Many examples are advanced, the most popular being the myth of the slaughter of the Kulaks (a myth to the extent of the scale of the deaths is alleged). After the collapse of the Empire, the two remaining political parties other than the Bolsheviks were the Peasant Party and the Socialist Revolutionaries. The Peasant Party wanted to distribute land to the peasants, and the Socialist Revolutionaries support their program in their attempt to wrest power from the Bolsheviks. Stalin was well aware that once peasants got land, they had no further interest in revolution, and that would have taken away the extraordinary power which the Bolshevik state was able to wield. So, Stalin undertook agricultural collectivization, and the deportation of the "Kulaks." Kulak means fist, and was used in the sense of tight-fisted; it was a propaganda ploy against those peasants who have gotten land from the Peasant Party and the Socialist Revolutionaries. When Fanni Kaplan (a.k.a. Dora Kaplan) attempted the assassination of Lenin, Felix Dzerzhinski and the Cheka (All-Russian Extraordinary Commission for Combating Counterrevolution and Sabotage--ancestor to the NKVD and the KGB) had all the excuse they needed to go after the Socialist Revolutionaries (of which Kaplan was a member) and their associates the Peasant Party.

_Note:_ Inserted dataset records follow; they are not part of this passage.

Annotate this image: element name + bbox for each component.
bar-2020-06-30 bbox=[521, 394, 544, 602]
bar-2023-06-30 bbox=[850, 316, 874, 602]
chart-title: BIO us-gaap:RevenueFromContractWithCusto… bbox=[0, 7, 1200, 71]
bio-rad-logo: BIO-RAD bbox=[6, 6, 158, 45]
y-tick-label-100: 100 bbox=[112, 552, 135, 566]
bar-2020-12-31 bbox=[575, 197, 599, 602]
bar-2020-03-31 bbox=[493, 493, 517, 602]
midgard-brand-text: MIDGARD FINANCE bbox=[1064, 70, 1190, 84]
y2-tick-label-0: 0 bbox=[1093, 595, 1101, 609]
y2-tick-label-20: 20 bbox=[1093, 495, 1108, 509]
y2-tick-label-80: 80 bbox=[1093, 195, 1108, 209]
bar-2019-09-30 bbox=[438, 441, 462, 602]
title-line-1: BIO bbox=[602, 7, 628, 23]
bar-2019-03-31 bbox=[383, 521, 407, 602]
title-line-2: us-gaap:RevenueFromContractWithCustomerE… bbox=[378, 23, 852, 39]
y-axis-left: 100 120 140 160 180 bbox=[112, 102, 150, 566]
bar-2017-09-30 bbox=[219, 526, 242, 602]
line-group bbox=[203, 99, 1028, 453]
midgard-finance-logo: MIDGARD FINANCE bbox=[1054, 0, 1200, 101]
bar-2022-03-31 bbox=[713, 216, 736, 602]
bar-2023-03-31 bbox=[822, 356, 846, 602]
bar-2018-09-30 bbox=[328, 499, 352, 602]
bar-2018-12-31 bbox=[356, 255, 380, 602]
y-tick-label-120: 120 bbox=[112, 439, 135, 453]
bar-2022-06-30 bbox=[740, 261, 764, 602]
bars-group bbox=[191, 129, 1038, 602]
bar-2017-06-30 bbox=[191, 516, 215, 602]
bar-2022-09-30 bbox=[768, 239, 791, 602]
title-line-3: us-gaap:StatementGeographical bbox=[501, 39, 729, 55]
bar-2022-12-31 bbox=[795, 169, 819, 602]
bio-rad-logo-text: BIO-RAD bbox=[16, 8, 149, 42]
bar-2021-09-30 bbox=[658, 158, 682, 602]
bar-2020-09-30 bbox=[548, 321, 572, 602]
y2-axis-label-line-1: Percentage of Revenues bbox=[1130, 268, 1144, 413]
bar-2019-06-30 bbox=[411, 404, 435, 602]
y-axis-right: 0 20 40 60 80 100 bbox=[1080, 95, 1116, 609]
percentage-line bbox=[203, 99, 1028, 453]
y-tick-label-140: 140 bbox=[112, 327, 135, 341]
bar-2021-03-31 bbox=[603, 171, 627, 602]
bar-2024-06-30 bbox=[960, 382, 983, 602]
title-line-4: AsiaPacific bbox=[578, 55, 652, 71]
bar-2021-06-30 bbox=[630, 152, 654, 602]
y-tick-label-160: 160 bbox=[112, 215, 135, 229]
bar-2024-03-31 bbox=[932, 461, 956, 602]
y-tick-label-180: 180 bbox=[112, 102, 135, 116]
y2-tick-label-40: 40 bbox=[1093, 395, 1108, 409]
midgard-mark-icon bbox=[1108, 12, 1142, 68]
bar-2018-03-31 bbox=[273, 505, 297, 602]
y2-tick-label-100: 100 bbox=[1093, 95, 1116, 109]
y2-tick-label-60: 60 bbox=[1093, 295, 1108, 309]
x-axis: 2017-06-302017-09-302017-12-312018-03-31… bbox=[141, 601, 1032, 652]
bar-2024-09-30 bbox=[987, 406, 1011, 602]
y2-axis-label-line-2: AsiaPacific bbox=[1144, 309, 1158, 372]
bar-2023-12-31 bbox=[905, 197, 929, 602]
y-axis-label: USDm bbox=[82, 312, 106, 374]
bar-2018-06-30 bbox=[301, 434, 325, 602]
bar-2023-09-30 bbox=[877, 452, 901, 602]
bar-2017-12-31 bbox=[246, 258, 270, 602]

Stalin moved as soon as he could to break up the land-owning peasants, especially in the Ukraine. Despite wild, hysterical claims by religionists, this was done for policy reasons, and had no reference to their religious beliefs, if they even had any. Also contrary to the hysterical charges, somewhat less than a million of them died in the deportations, not millions and millions of them (there weren't millions and millions of them in the first place). I don't suggest that it should be brushed aside because there weren't a million of them, it was a horrendous act of indirect murder. However, the figures are conflated with the millions who did die in the resulting famines. Before 1914, Russia was a net exporter of grain. After the deportation of the Kulaks, the grain production of Russia and the Ukraine never recovered.
Those millions who died in the deportations and the subsequent famines were not murdered outright because of their religious beliefs. Nor was that the case with those sent to the gulags. Perhaps some who attracted the unhealthy attention of the state did so because of their actions which were motivated by their religious beliefs, but they were not condemned and exiled for their religious beliefs. Certainly Trotsky and his Red Army were probably very ham-handed and little discerning in their treatment of Russian Orthodox clergy and monastics who supported the White Russians. Once again, this is not evidence that they were systematically slaughtered as Christian martyrs and saints.
Thereafter, those who wished to advance in Soviet society needed to be members of the Communist Party. To do so successfully, they were obliged either to successfully hide their religious scruples or to abandon them altogether. And, of course, three generations of Soviet citizens were born and grew to maturity without benefit of clergy.
This is a long and perhaps questionable digression. Nevertheless, i consider it justifiable because dealing with such wild accusations is part of the experience of any atheist who is put upon by religious fanatics.